Consider a small satellite which moves in a 2D elliptical orbit around a much larger body (e.g. the Sun) under the influence of Newtonian gravitational acceleration
$$Ar=G.M/d^2$$
QUESTION:- Is there an analytical technique for determining the rate of orbital rotation (precession) which would be produced when an additional small, time-variable, force acts upon the satellite to produce acceleration of the satellite in the direction of the satellite's current transverse component of velocity .
I have modelled such effects in a reiterative computer model and would like to validate those measurements.
The general pattern of variable transverse acceleration which I am interested in is given by the following equation:-
$$At=(K/c^2)∗Vr∗Vt*Ar$$
TERMS & ASSUMPTIONS
- K is a constant (e.g. +/- 3.0).
- Ar is the radial acceleration of the satellite towards the Sun due to Newtonian gravitational influence of the Sun.
- At is the time-variable acceleration of the satellite in the direction transverse to the Sun:satellite radial direction (positive when directed forward along the future orbital path of the satellite, negative when directed backwards)
- c is speed of light.
- Vr is satellite radial velocity relative to the Sun (positive when satellite is moving further away from the Sun)
- Vt is satellite transverse velocity relative to the Sun (always forward)
- G is Newton's Universal Gravitational Constant.
- M is mass of the Sun.
- d is distance of satellite from centre of the Sun (assume at least 10 million km).
- Assume satellite mass and diameter are extremely small relative to the Sun (e.g. 20kg and 2m respectively).
- Satellite is spherical with uniform density.

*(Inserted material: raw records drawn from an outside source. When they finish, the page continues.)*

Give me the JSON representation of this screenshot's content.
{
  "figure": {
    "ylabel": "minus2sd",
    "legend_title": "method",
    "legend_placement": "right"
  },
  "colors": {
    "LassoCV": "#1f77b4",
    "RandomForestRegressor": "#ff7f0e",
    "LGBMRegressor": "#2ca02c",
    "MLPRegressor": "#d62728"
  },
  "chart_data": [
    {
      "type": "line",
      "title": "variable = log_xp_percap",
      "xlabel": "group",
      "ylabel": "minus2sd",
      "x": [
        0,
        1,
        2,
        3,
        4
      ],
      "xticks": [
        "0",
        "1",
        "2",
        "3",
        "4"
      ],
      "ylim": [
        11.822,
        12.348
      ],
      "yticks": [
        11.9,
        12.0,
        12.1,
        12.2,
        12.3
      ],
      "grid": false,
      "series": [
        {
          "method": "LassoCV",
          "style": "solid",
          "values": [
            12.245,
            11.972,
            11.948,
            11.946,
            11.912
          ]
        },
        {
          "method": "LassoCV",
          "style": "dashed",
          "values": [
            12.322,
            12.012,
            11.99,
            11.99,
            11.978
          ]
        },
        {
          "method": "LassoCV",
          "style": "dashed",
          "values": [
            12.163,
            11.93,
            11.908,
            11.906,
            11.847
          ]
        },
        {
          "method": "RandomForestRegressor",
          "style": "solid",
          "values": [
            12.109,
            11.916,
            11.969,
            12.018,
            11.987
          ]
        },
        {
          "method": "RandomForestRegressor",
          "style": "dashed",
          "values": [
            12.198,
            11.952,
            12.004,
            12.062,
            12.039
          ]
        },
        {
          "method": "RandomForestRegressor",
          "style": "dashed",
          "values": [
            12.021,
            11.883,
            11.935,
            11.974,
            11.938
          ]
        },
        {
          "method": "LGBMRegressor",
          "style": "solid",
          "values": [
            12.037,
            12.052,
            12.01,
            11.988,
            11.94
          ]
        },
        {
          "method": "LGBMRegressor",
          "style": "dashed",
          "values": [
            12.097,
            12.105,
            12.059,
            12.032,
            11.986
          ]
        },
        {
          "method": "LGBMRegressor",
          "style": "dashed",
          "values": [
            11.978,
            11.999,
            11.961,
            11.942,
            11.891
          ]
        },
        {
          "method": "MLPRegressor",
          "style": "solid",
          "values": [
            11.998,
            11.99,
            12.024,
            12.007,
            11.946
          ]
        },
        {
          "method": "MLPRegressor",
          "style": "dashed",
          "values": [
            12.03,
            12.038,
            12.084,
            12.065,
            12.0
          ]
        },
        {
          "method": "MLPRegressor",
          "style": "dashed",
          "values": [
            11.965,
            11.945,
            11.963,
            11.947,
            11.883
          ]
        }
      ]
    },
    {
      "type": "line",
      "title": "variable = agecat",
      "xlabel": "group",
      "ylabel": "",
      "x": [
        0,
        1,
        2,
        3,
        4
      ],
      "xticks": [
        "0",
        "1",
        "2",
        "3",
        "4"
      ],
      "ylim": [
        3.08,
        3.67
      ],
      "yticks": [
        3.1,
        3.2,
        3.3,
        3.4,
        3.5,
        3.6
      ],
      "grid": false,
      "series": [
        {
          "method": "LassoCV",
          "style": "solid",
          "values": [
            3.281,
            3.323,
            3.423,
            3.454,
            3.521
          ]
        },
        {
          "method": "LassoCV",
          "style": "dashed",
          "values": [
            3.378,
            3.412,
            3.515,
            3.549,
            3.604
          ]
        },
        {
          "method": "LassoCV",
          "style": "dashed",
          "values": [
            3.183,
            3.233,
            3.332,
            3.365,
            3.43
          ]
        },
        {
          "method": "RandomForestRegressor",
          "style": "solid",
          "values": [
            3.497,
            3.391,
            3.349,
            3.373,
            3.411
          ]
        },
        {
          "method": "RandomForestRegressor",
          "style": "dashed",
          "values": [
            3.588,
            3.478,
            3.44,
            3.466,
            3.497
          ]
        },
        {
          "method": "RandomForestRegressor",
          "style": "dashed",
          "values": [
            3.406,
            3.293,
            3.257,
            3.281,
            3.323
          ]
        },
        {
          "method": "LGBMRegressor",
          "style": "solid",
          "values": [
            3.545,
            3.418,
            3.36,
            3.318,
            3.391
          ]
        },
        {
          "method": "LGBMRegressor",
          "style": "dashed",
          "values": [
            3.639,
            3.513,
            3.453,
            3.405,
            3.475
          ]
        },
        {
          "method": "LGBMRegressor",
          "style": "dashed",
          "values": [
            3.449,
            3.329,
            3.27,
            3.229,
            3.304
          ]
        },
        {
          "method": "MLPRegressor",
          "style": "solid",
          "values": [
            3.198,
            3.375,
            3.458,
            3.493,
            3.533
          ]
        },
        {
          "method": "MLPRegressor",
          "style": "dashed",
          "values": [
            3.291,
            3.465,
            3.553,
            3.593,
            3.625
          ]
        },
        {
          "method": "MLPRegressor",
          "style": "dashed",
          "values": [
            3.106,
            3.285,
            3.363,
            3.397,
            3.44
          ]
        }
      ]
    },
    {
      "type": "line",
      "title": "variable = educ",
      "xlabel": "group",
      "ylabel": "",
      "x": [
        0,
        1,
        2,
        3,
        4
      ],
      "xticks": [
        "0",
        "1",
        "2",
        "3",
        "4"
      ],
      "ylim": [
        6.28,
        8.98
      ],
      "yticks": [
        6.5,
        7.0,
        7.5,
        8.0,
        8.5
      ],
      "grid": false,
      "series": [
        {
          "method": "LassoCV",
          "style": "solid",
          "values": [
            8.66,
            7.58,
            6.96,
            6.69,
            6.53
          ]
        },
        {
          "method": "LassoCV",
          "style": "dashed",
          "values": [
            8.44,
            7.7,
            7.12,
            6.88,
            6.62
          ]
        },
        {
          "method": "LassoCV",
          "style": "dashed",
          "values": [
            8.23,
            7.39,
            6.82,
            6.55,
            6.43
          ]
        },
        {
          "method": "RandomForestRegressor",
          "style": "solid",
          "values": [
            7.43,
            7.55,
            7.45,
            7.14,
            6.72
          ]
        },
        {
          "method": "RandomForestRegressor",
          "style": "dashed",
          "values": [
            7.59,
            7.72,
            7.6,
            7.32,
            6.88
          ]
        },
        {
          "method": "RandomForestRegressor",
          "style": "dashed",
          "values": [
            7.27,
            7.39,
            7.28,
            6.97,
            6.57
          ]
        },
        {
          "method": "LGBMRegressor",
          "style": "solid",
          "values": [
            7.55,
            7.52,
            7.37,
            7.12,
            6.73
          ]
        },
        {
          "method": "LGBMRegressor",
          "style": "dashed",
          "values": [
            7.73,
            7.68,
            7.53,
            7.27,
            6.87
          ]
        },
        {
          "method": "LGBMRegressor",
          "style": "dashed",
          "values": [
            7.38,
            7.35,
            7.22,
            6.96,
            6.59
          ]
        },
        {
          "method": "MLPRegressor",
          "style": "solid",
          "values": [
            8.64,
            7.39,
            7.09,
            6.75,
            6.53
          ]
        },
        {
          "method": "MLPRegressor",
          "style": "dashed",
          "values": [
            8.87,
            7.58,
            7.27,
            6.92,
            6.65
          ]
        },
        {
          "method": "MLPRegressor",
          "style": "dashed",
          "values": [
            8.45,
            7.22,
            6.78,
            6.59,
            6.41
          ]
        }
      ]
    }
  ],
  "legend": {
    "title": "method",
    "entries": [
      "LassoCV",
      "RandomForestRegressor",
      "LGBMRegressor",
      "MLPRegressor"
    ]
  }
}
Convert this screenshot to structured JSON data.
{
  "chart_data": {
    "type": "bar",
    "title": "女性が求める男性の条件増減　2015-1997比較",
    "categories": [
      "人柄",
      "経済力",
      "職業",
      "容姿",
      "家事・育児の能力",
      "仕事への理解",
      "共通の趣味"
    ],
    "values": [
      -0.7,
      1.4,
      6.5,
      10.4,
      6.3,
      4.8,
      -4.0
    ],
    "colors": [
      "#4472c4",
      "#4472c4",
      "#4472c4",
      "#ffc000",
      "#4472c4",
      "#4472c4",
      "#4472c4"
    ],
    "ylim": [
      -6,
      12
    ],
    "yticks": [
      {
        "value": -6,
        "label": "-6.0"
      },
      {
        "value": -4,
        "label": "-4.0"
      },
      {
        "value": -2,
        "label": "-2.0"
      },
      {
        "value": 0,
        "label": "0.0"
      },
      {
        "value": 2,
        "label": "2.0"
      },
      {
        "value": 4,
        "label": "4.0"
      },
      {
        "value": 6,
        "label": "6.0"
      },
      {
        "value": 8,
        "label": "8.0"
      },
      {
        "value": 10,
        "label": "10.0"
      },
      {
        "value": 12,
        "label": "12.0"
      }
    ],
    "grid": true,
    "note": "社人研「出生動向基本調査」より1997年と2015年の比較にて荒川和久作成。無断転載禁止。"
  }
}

- No other bodies are in the system.
- All motions and accelerations are confined to a two-dimensional plane.
- Transverse acceleration is produced by a very small nuclear-powered mass-reaction rocket attached at the centre of the satellite.
- Consider the mass ejected by the rocket to be insignificant. Thus kinetic energy is added to and taken away from the system at different times, but there is no significant loss in mass.
- Assume a purely Newtonian System (no General Relativity please).
I have seen various treatments of small radial accelerations which use Lagrangian and Hamiltonian principles but I do not think these are extendable to transverse accelerations (e.g. http://www.mathpages.com/home/kmath527/kmath527.htm).
(I have asked this question on Physics and Astronomy stackexchange with no response so far).
PROGRESS
The problem equates to a Lagrangian with an additional friction-like term as per Goldstein Equation 1.70 (thanks @Julio for the steer).
UPDATE
I have accepted Walter's answer at https://astronomy.stackexchange.com/questions/632/determining-effect-of-small-variable-force-on-planetary-perihelion-precession (he used peturbation analysis to derive a formula for the rotation). Alternative methods are welcome.